“Siyasi olan insani olamaz”

Kitap
Zuhal Erkek’in röportajı Son zamanların en çok tartışılan konularıdan biri haline geldi Kürt sorunu. Bu sorun üzerine birçok şey tartışıldı, söylendi ve yazıldı. Kimileri Kürt sorununun dış kayn...
EMOJİLE

Zuhal Erkek’in röportajı

Son zamanların en çok tartışılan konularıdan biri haline geldi Kürt sorunu. Bu sorun üzerine birçok şey tartışıldı, söylendi ve yazıldı. Kimileri Kürt sorununun dış kaynaklı olduğunu savunurken kimileri siyasi anlaşmazlık olduğunu iddia etti. Ama bu sorunun en önemli sebeplerini oluşturan insani boyutunu ele alan pek kimse çıkmadı. ‘Şu Yılgın Kürtler’ kitabının yazarı Mirkan Baran’ın da dediği gibi Kürt sorunu aslında yoksulluk, işsizlik, sefalet, sürgün, koruculuk, örgüt baskısı, devlet baskısı sonucu yaşanan dramlardan oluştuğunu  ve yaşanan bu dramların Kürt sorununun büyümesine sebebiyet verdiğini savunuyor. 

Yazar Mirkan Baran ile son çıkan kitabı Şu Yılgın Kürtler’i, Kürt sorunu ile ilgili atılması gereken adımları, siyasilerin tutumunu ve bu soruna nasıl bir insani bakış açısıyla değerlendirilmesi gerektiğini konuştuk. 

Kürt sorunu çözüm sürecine girdi.  Kitabınızda Kürt sorununu nasıl ele alıyorsunuz? 
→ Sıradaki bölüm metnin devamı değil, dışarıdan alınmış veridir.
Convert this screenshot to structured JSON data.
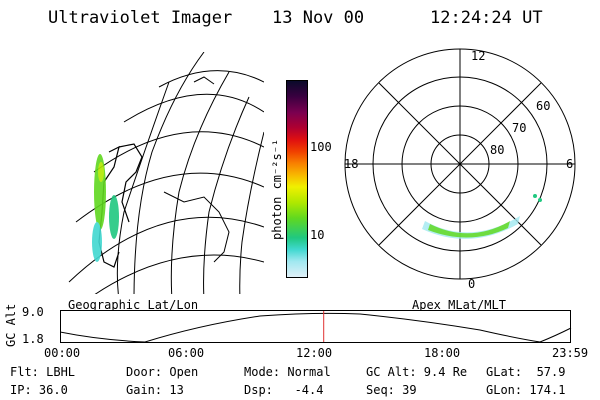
{
  "header": {
    "title": "Ultraviolet Imager",
    "date": "13 Nov 00",
    "time": "12:24:24 UT"
  },
  "geo_panel": {
    "label": "Geographic Lat/Lon"
  },
  "colorbar": {
    "unit_label": "photon cm⁻²s⁻¹",
    "ticks": [
      "100",
      "10"
    ],
    "colors": [
      "#0a0a2a",
      "#3a0040",
      "#7a0050",
      "#b00030",
      "#e01010",
      "#f04000",
      "#f88000",
      "#f8b800",
      "#f0f000",
      "#b0e800",
      "#60d820",
      "#20c880",
      "#40d8d0",
      "#a0e8f0",
      "#e0f0f8"
    ]
  },
  "polar_panel": {
    "label": "Apex MLat/MLT",
    "mlt_labels": {
      "top": "12",
      "left": "18",
      "right": "6",
      "bottom": "0"
    },
    "lat_labels": [
      "60",
      "70",
      "80"
    ]
  },
  "timeline": {
    "y_axis_label": "GC Alt",
    "y_ticks": [
      "9.0",
      "1.8"
    ],
    "x_ticks": [
      "00:00",
      "06:00",
      "12:00",
      "18:00",
      "23:59"
    ],
    "current_time_fraction": 0.517,
    "marker_color": "#e03030"
  },
  "info": {
    "row1": {
      "flt": "Flt: LBHL",
      "door": "Door: Open",
      "mode": "Mode: Normal",
      "gcalt": "GC Alt: 9.4 Re",
      "glat": "GLat:  57.9"
    },
    "row2": {
      "ip": "IP: 36.0",
      "gain": "Gain: 13",
      "dsp": "Dsp:   -4.4",
      "seq": "Seq: 39",
      "glon": "GLon: 174.1"
    }
  }
}
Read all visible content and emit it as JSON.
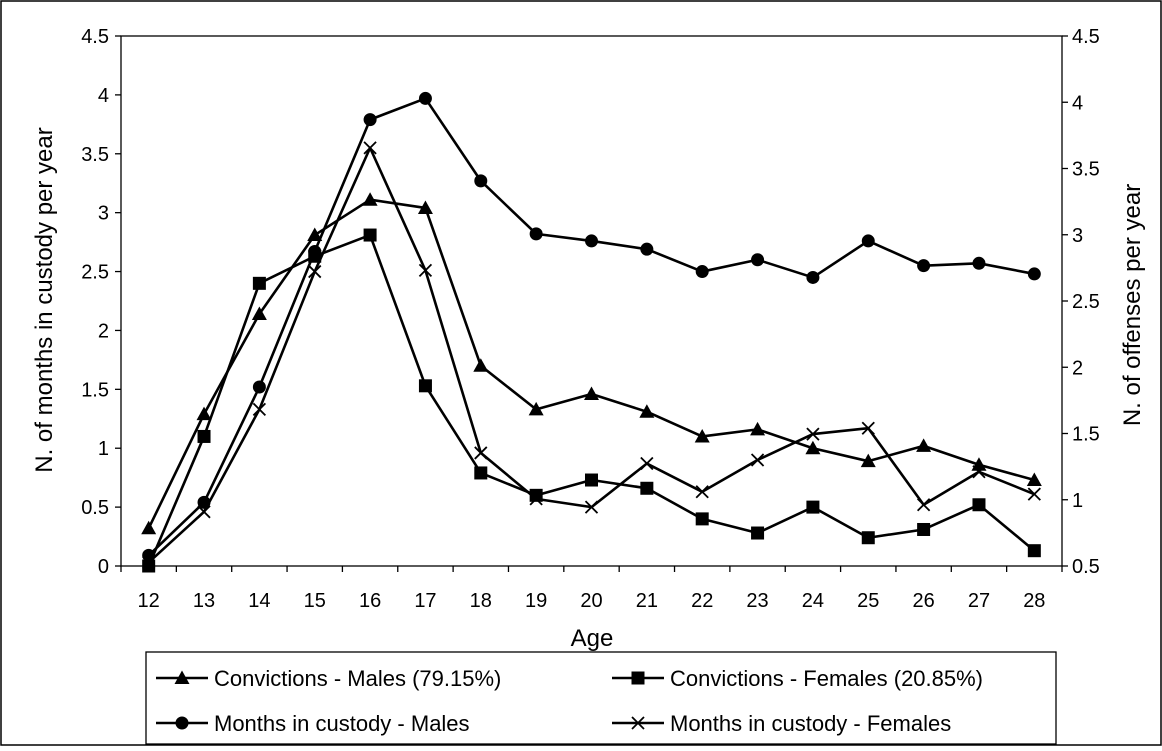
{
  "chart_data": {
    "type": "line",
    "title": "",
    "xlabel": "Age",
    "ylabel": "N. of months in custody per year",
    "ylabel_right": "N. of offenses per year",
    "x": [
      12,
      13,
      14,
      15,
      16,
      17,
      18,
      19,
      20,
      21,
      22,
      23,
      24,
      25,
      26,
      27,
      28
    ],
    "ylim": [
      0,
      4.5
    ],
    "yticks": [
      "0",
      "0.5",
      "1",
      "1.5",
      "2",
      "2.5",
      "3",
      "3.5",
      "4",
      "4.5"
    ],
    "ylim_right": [
      0.5,
      4.5
    ],
    "yticks_right": [
      "0.5",
      "1",
      "1.5",
      "2",
      "2.5",
      "3",
      "3.5",
      "4",
      "4.5"
    ],
    "grid": false,
    "legend_position": "bottom",
    "series": [
      {
        "name": "Convictions - Males (79.15%)",
        "marker": "triangle",
        "axis": "left",
        "values": [
          0.32,
          1.29,
          2.14,
          2.81,
          3.11,
          3.04,
          1.7,
          1.33,
          1.46,
          1.31,
          1.1,
          1.16,
          1.0,
          0.89,
          1.02,
          0.86,
          0.73
        ]
      },
      {
        "name": "Convictions - Females (20.85%)",
        "marker": "square",
        "axis": "left",
        "values": [
          0.0,
          1.1,
          2.4,
          2.63,
          2.81,
          1.53,
          0.79,
          0.6,
          0.73,
          0.66,
          0.4,
          0.28,
          0.5,
          0.24,
          0.31,
          0.52,
          0.13
        ]
      },
      {
        "name": "Months in custody - Males",
        "marker": "circle",
        "axis": "left",
        "values": [
          0.09,
          0.54,
          1.52,
          2.67,
          3.79,
          3.97,
          3.27,
          2.82,
          2.76,
          2.69,
          2.5,
          2.6,
          2.45,
          2.76,
          2.55,
          2.57,
          2.48
        ]
      },
      {
        "name": "Months in custody - Females",
        "marker": "cross",
        "axis": "left",
        "values": [
          0.03,
          0.46,
          1.33,
          2.5,
          3.55,
          2.51,
          0.96,
          0.57,
          0.5,
          0.87,
          0.63,
          0.9,
          1.12,
          1.17,
          0.52,
          0.8,
          0.61
        ]
      }
    ]
  }
}
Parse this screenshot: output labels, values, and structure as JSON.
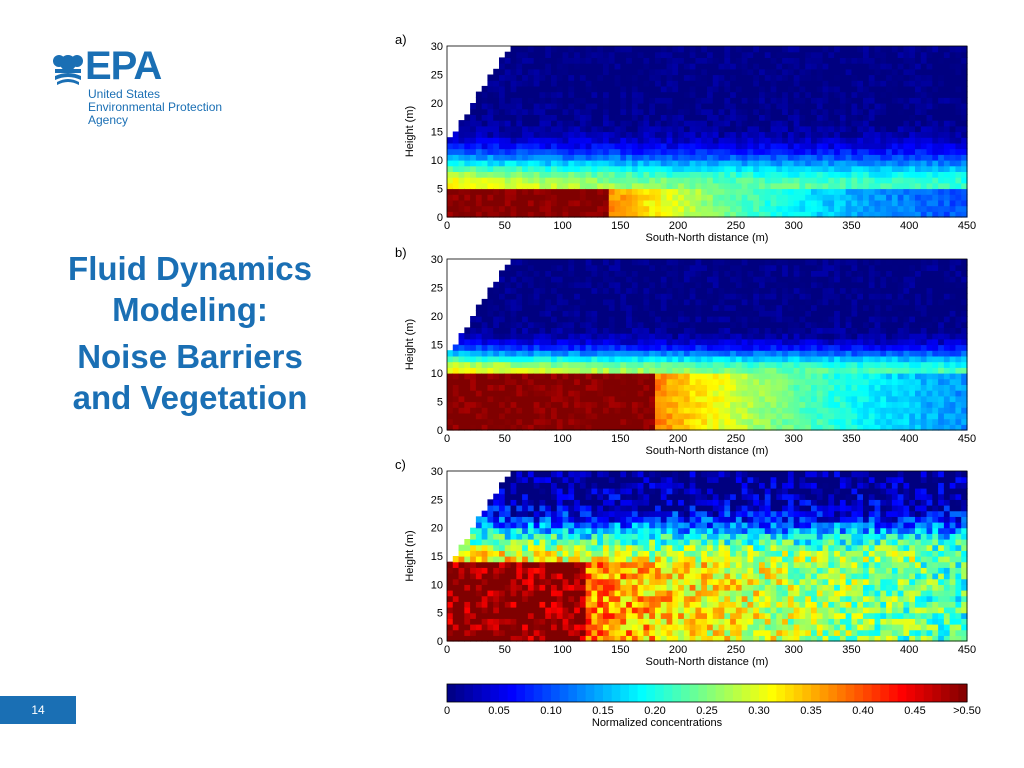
{
  "logo": {
    "name": "EPA",
    "subtitle": [
      "United States",
      "Environmental Protection",
      "Agency"
    ]
  },
  "title": {
    "lines": [
      "Fluid Dynamics",
      "Modeling:",
      "Noise Barriers",
      "and Vegetation"
    ]
  },
  "page_number": "14",
  "colors": {
    "brand_blue": "#1a6fb4"
  },
  "chart_data": [
    {
      "type": "heatmap",
      "panel_label": "a)",
      "xlabel": "South-North distance (m)",
      "ylabel": "Height (m)",
      "x_ticks": [
        0,
        50,
        100,
        150,
        200,
        250,
        300,
        350,
        400,
        450
      ],
      "y_ticks": [
        0,
        5,
        10,
        15,
        20,
        25,
        30
      ],
      "xlim": [
        0,
        450
      ],
      "ylim": [
        0,
        30
      ],
      "plume": {
        "hot_height": 5,
        "hot_extent_m": 140,
        "spread_height": 14,
        "decay_m": 230,
        "noise": 0.02
      }
    },
    {
      "type": "heatmap",
      "panel_label": "b)",
      "xlabel": "South-North distance (m)",
      "ylabel": "Height (m)",
      "x_ticks": [
        0,
        50,
        100,
        150,
        200,
        250,
        300,
        350,
        400,
        450
      ],
      "y_ticks": [
        0,
        5,
        10,
        15,
        20,
        25,
        30
      ],
      "xlim": [
        0,
        450
      ],
      "ylim": [
        0,
        30
      ],
      "plume": {
        "hot_height": 10,
        "hot_extent_m": 180,
        "spread_height": 16,
        "decay_m": 260,
        "noise": 0.02
      }
    },
    {
      "type": "heatmap",
      "panel_label": "c)",
      "xlabel": "South-North distance (m)",
      "ylabel": "Height (m)",
      "x_ticks": [
        0,
        50,
        100,
        150,
        200,
        250,
        300,
        350,
        400,
        450
      ],
      "y_ticks": [
        0,
        5,
        10,
        15,
        20,
        25,
        30
      ],
      "xlim": [
        0,
        450
      ],
      "ylim": [
        0,
        30
      ],
      "plume": {
        "hot_height": 14,
        "hot_extent_m": 120,
        "spread_height": 24,
        "decay_m": 600,
        "noise": 0.07
      }
    }
  ],
  "colorbar": {
    "xlabel": "Normalized concentrations",
    "ticks": [
      "0",
      "0.05",
      "0.10",
      "0.15",
      "0.20",
      "0.25",
      "0.30",
      "0.35",
      "0.40",
      "0.45",
      ">0.50"
    ],
    "range": [
      0,
      0.5
    ]
  }
}
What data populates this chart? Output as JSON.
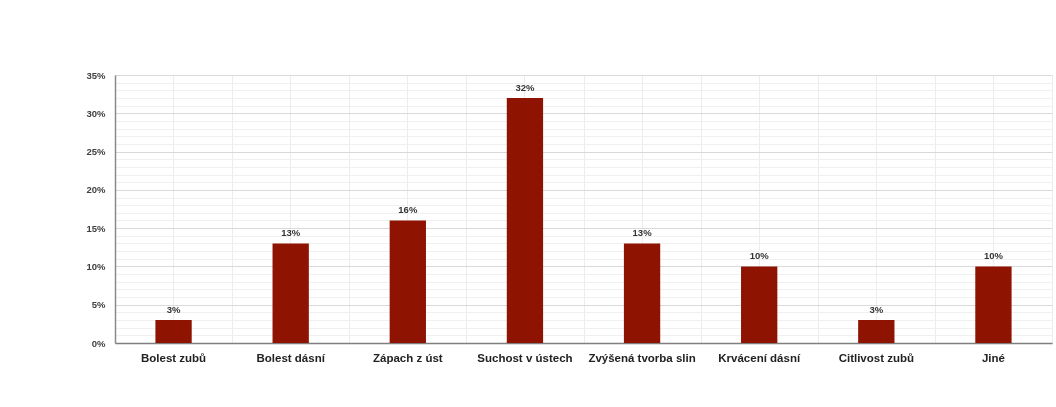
{
  "chart_data": {
    "type": "bar",
    "categories": [
      "Bolest zubů",
      "Bolest dásní",
      "Zápach z úst",
      "Suchost v ústech",
      "Zvýšená tvorba slin",
      "Krvácení dásní",
      "Citlivost zubů",
      "Jiné"
    ],
    "values": [
      3,
      13,
      16,
      32,
      13,
      10,
      3,
      10
    ],
    "value_labels": [
      "3%",
      "13%",
      "16%",
      "32%",
      "13%",
      "10%",
      "3%",
      "10%"
    ],
    "color": "#8e1300",
    "ylim": [
      0,
      35
    ],
    "yticks": [
      {
        "value": 0,
        "label": "0%"
      },
      {
        "value": 1,
        "label": null
      },
      {
        "value": 2,
        "label": null
      },
      {
        "value": 3,
        "label": null
      },
      {
        "value": 4,
        "label": null
      },
      {
        "value": 5,
        "label": "5%"
      },
      {
        "value": 6,
        "label": null
      },
      {
        "value": 7,
        "label": null
      },
      {
        "value": 8,
        "label": null
      },
      {
        "value": 9,
        "label": null
      },
      {
        "value": 10,
        "label": "10%"
      },
      {
        "value": 11,
        "label": null
      },
      {
        "value": 12,
        "label": null
      },
      {
        "value": 13,
        "label": null
      },
      {
        "value": 14,
        "label": null
      },
      {
        "value": 15,
        "label": "15%"
      },
      {
        "value": 16,
        "label": null
      },
      {
        "value": 17,
        "label": null
      },
      {
        "value": 18,
        "label": null
      },
      {
        "value": 19,
        "label": null
      },
      {
        "value": 20,
        "label": "20%"
      },
      {
        "value": 21,
        "label": null
      },
      {
        "value": 22,
        "label": null
      },
      {
        "value": 23,
        "label": null
      },
      {
        "value": 24,
        "label": null
      },
      {
        "value": 25,
        "label": "25%"
      },
      {
        "value": 26,
        "label": null
      },
      {
        "value": 27,
        "label": null
      },
      {
        "value": 28,
        "label": null
      },
      {
        "value": 29,
        "label": null
      },
      {
        "value": 30,
        "label": "30%"
      },
      {
        "value": 31,
        "label": null
      },
      {
        "value": 32,
        "label": null
      },
      {
        "value": 33,
        "label": null
      },
      {
        "value": 34,
        "label": null
      },
      {
        "value": 35,
        "label": "35%"
      }
    ],
    "grid": true
  }
}
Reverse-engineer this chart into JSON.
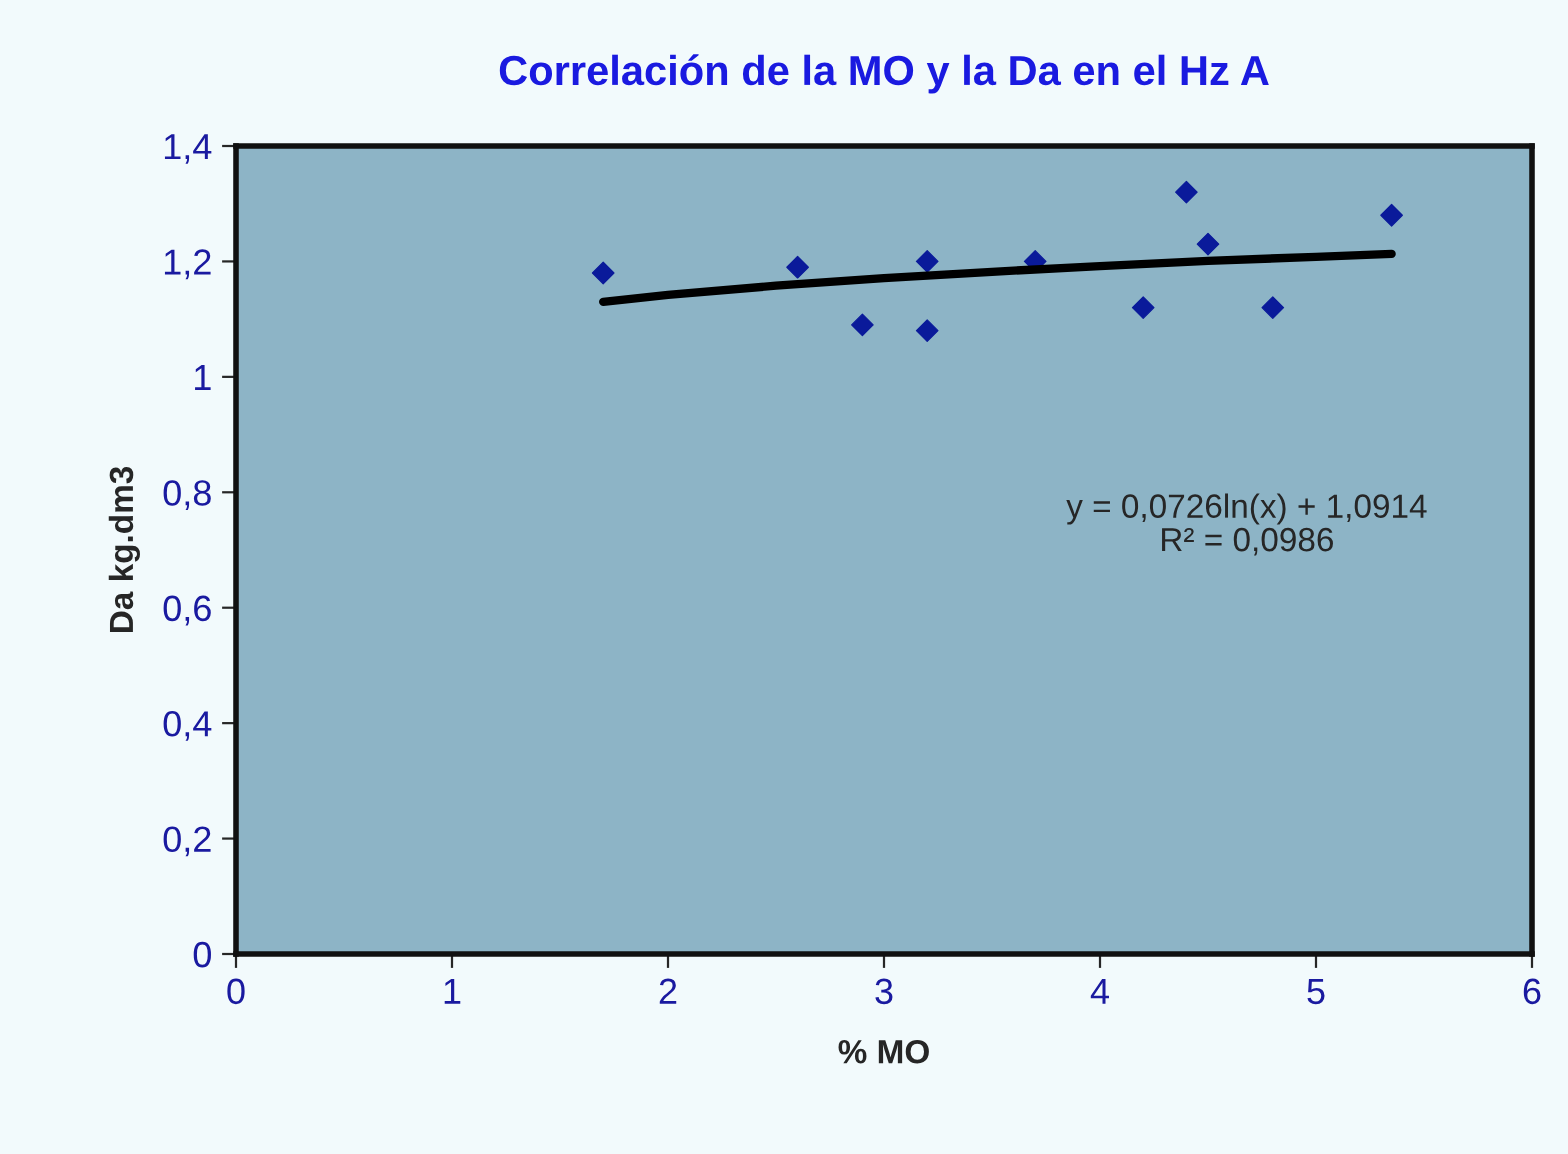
{
  "chart_data": {
    "type": "scatter",
    "title": "Correlación de la MO y la Da en el Hz A",
    "xlabel": "% MO",
    "ylabel": "Da kg.dm3",
    "xlim": [
      0,
      6
    ],
    "xticks": [
      0,
      1,
      2,
      3,
      4,
      5,
      6
    ],
    "ylim": [
      0,
      1.4
    ],
    "yticks": [
      0,
      {
        "value": 0.2,
        "label": "0,2"
      },
      {
        "value": 0.4,
        "label": "0,4"
      },
      {
        "value": 0.6,
        "label": "0,6"
      },
      {
        "value": 0.8,
        "label": "0,8"
      },
      1,
      {
        "value": 1.2,
        "label": "1,2"
      },
      {
        "value": 1.4,
        "label": "1,4"
      }
    ],
    "grid": false,
    "legend": false,
    "series": [
      {
        "marker": "diamond",
        "color": "#0a1a9a",
        "x": [
          1.7,
          2.6,
          2.9,
          3.2,
          3.2,
          3.7,
          4.2,
          4.4,
          4.5,
          4.8,
          5.35
        ],
        "values": [
          1.18,
          1.19,
          1.09,
          1.2,
          1.08,
          1.2,
          1.12,
          1.32,
          1.23,
          1.12,
          1.28
        ]
      },
      {
        "type": "line",
        "color": "#000000",
        "line_style": "solid",
        "x": [
          1.7,
          2,
          2.5,
          3,
          3.5,
          4,
          4.5,
          5,
          5.35
        ],
        "values": [
          1.13,
          1.142,
          1.158,
          1.171,
          1.182,
          1.192,
          1.201,
          1.208,
          1.213
        ]
      }
    ],
    "annotations": [
      "y = 0,0726ln(x) + 1,0914\nR² = 0,0986"
    ]
  }
}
-Kürt sorunu çok daha öncelerde de çözüm sürecine girmişti, fakat “oy kaygısı nedeniyle” atılan adımlar nedeniyle samimiyet testini geçememişti… Kürt sorunun çözümü “bir samimiyet testidir”. Son girilen süreçte, mevcut iktidarın başa geldiği günden bu yana çözüm yolunda bir takım adımların atıldığı şüphesiz bir gerçek, ve bu adımlar şimdiye kadar cumhuriyet döneminde hiçbir hükümetin atamadığı cesur adımlar! Bu nedenle, “şahıslar ya da hükümetler”in bu sorunun çözümünde o kadar önemli değil, mühim olan “samimi, tutarlı ve cesur adımların” atılabilmesidir! Bundan kastım nedir, tek bir örnekle özetlemek gerekirse, İngiltere eski başbakanı Tony Blair’in bir sözünü hatırlatmak istiyorum; “tek bir askerimin ölmemesi için gerekirse şeytanla bile pazarlığa otururum”… 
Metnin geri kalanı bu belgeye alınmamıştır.